Here's as far as I got –
$$\sin \left(\frac{\bar z}{1}.\frac{z}{z}\right)
=\sin \left(\frac{|z|^2}{z}\right)
=\sin \left(\frac{x^2 + y^2}{x+iy}\right)$$
I can't see how to separate the real and imaginary parts so that I can apply the Cauchy-Riemann equations.
Best Answer
Writing $f(z) = \sin\bar{z} = \sin(x - iy) = \sin x \cosh y - i \cos x \sinh y$, we have
$f(z) = u(x,y) + i v(x,y)$
where
$u(x,y) = \sin x \cosh y $ and $v(x,y) = - \cos x \sinh y $
If the Cauchy - Riemann equations $u_x = v_y$ , $u_y = -v_x$ are to hold , it is easy to see that it will hold only at the points $z = \frac{\pi}{2} + n\pi$, $n \in\mathbb{Z}$.
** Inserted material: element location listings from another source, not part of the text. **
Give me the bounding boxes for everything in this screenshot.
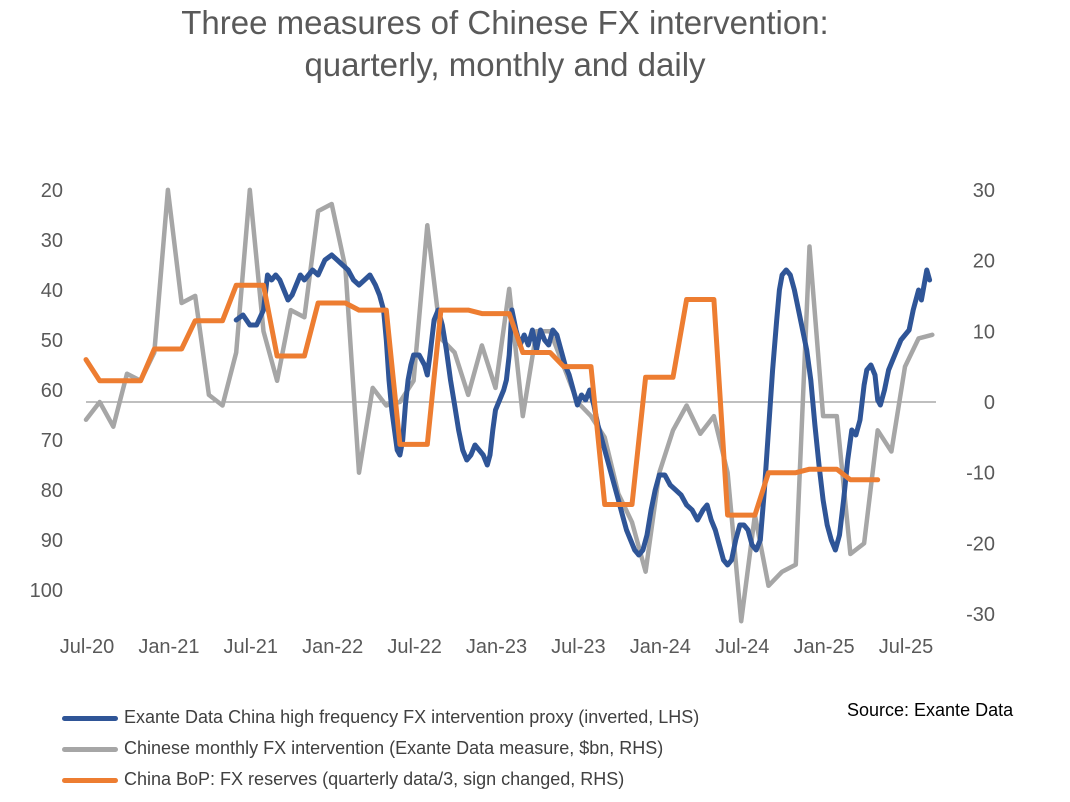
legend-item-monthly: Chinese monthly FX intervention (Exante … bbox=[62, 735, 699, 766]
series-line-hf-proxy bbox=[233, 252, 933, 568]
left-tick-label: 20 bbox=[41, 180, 63, 202]
x-tick-label: Jan-25 bbox=[794, 636, 855, 658]
legend-swatch-bop bbox=[62, 778, 118, 783]
legend-label-monthly: Chinese monthly FX intervention (Exante … bbox=[124, 738, 664, 758]
x-tick-label: Jul-25 bbox=[879, 636, 933, 658]
right-tick-label: -20 bbox=[966, 533, 995, 555]
right-tick-label: 10 bbox=[973, 321, 995, 343]
legend-label-bop: China BoP: FX reserves (quarterly data/3… bbox=[124, 769, 625, 789]
right-tick-label: 0 bbox=[984, 392, 995, 414]
right-tick-label: -30 bbox=[966, 604, 995, 626]
series-line-bop bbox=[83, 282, 881, 518]
chart-legend: Exante Data China high frequency FX inte… bbox=[62, 704, 699, 797]
left-tick-label: 100 bbox=[30, 580, 63, 602]
x-tick-label: Jul-22 bbox=[387, 636, 441, 658]
chart-title-line-1: Three measures of Chinese FX interventio… bbox=[181, 4, 829, 41]
x-tick-label: Jan-22 bbox=[302, 636, 363, 658]
left-tick-label: 60 bbox=[41, 380, 63, 402]
left-tick-label: 90 bbox=[41, 530, 63, 552]
left-tick-label: 30 bbox=[41, 230, 63, 252]
x-tick-label: Jul-21 bbox=[224, 636, 278, 658]
legend-item-bop: China BoP: FX reserves (quarterly data/3… bbox=[62, 766, 699, 797]
left-tick-label: 70 bbox=[41, 430, 63, 452]
x-tick-label: Jan-21 bbox=[138, 636, 199, 658]
x-tick-label: Jul-24 bbox=[715, 636, 769, 658]
right-tick-label: 20 bbox=[973, 251, 995, 273]
legend-swatch-monthly bbox=[62, 747, 118, 752]
series-line-monthly bbox=[83, 187, 935, 624]
x-tick-label: Jul-23 bbox=[551, 636, 605, 658]
x-tick-label: Jan-24 bbox=[630, 636, 691, 658]
legend-swatch-hf-proxy bbox=[62, 716, 118, 721]
right-tick-label: -10 bbox=[966, 463, 995, 485]
chart-title: Three measures of Chinese FX interventio… bbox=[0, 2, 1010, 86]
legend-label-hf-proxy: Exante Data China high frequency FX inte… bbox=[124, 707, 700, 727]
left-tick-label: 40 bbox=[41, 280, 63, 302]
x-tick-label: Jan-23 bbox=[466, 636, 527, 658]
right-tick-label: 30 bbox=[973, 180, 995, 202]
source-note: Source: Exante Data bbox=[847, 700, 1014, 720]
x-tick-label: Jul-20 bbox=[60, 636, 114, 658]
left-tick-label: 80 bbox=[41, 480, 63, 502]
chart-title-line-2: quarterly, monthly and daily bbox=[304, 46, 706, 83]
left-tick-label: 50 bbox=[41, 330, 63, 352]
legend-item-hf-proxy: Exante Data China high frequency FX inte… bbox=[62, 704, 699, 735]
Clearly, then, there is no neighborhood of any point throughout which $f$ is analytic. Also note that these are the isolated points. A function is analytic when Cauchy-Riemann equations hold in an open set. So, we may conclude that $\sin\bar{z}$ is nowhere analytic. Similarly we can show that $\cos\bar{z}$ is nowhere analytic.